A pizza delivery moped came the wrong way down a one-way street. Neil hooted. A group of men waited outside a minicab office, laughing at each other’s jokes. Adam was a liar, a decade’s worth of lies, but he had been kinder and more attentive than Jess, who had calibrated her response to what she knew of his and Brian’s relationship. She didn’t have much time for charades.
‘Anything I can do?’ Adam had said. ‘I’ll come over.’
‘You can bump off the guy in the bed opposite him. Stinks, the fucker. Screams all night, apparently.’
‘Roger that. Seriously, I hope things are… bearable.’
‘Thanks.’
‘I’ll come over.’
Adam called every day for a week. Neil suspected he was projecting his feelings for his own parents onto this emptier situation. He had come to admire Adam’s automatic love of his family without ever thinking he could emulate or quite understand it, as you might admire the practitioner of some recondite craft or art, a potter or a saxophonist.

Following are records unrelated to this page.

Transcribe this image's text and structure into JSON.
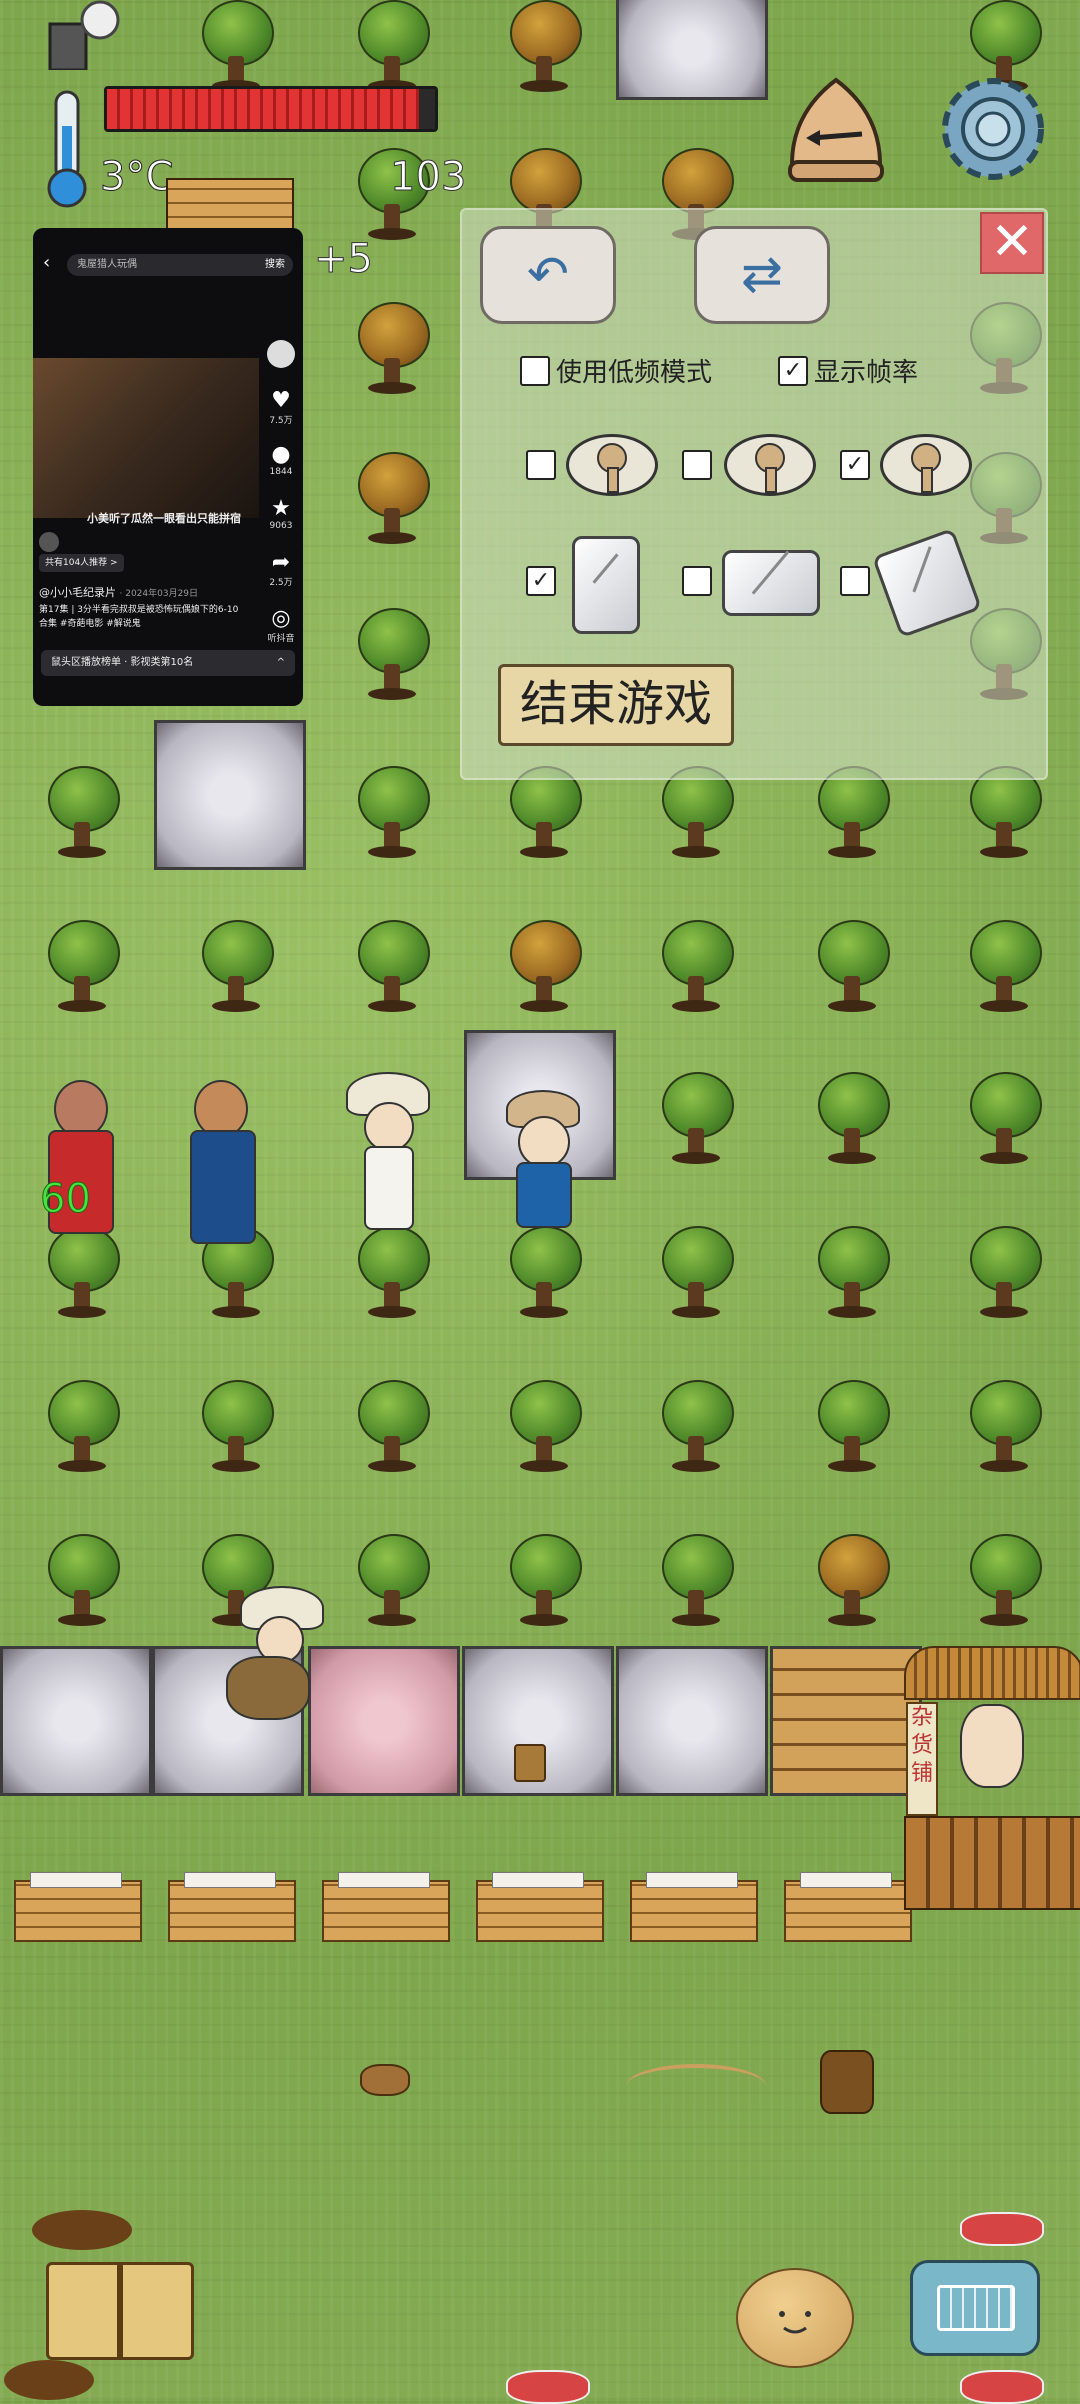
{
  "hud": {
    "temperature": "3°C",
    "hunger_fraction": 0.95,
    "food_counter": "103",
    "bonus": "+5",
    "nearby_age": "60"
  },
  "video_overlay": {
    "search_text": "鬼屋猎人玩偶",
    "search_button": "搜索",
    "title": "小美听了瓜然一眼看出只能拼宿",
    "likes": "7.5万",
    "comments": "1844",
    "favorites": "9063",
    "shares": "2.5万",
    "listen": "听抖音",
    "author": "@小小毛纪录片",
    "date": "· 2024年03月29日",
    "collection": "第17集 | 3分半看完叔叔是被恐怖玩偶娘下的6-10",
    "tags": "合集 #奇葩电影 #解说鬼",
    "tag_pill": "共有104人推荐 >",
    "bottom_bar": "鼠头区播放榜单 · 影视类第10名"
  },
  "settings": {
    "low_freq_label": "使用低频模式",
    "low_freq_checked": false,
    "show_fps_label": "显示帧率",
    "show_fps_checked": true,
    "view_options": [
      false,
      false,
      true
    ],
    "device_options": [
      true,
      false,
      false
    ],
    "end_game_label": "结束游戏",
    "close_symbol": "✕",
    "undo_symbol": "↶",
    "redo_symbol": "⇄"
  },
  "stall": {
    "sign_text": "杂货铺"
  },
  "colors": {
    "grass": "#86ad55",
    "hunger_red": "#e23434",
    "close_red": "#e06868",
    "age_green": "#4ae23e"
  }
}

That was only a few months ago. They had talked about Brian that week. They often talked about Sam and Harry. These days they didn’t talk much about Claire and Jess, out of a combination, Neil supposed, of loyalty and tact. Pretty soon they wouldn’t be talking about money, even though having it or not having it, how much you got and how you got it, were becoming the main questions. How much your friends got, and how.
A half-empty bus pulled away from its stop. A homeless man with an overstuffed shopping trolley sat on the narrow bench beneath the shelter, not waiting for anything. The man’s eyes met Neil’s before he could accelerate.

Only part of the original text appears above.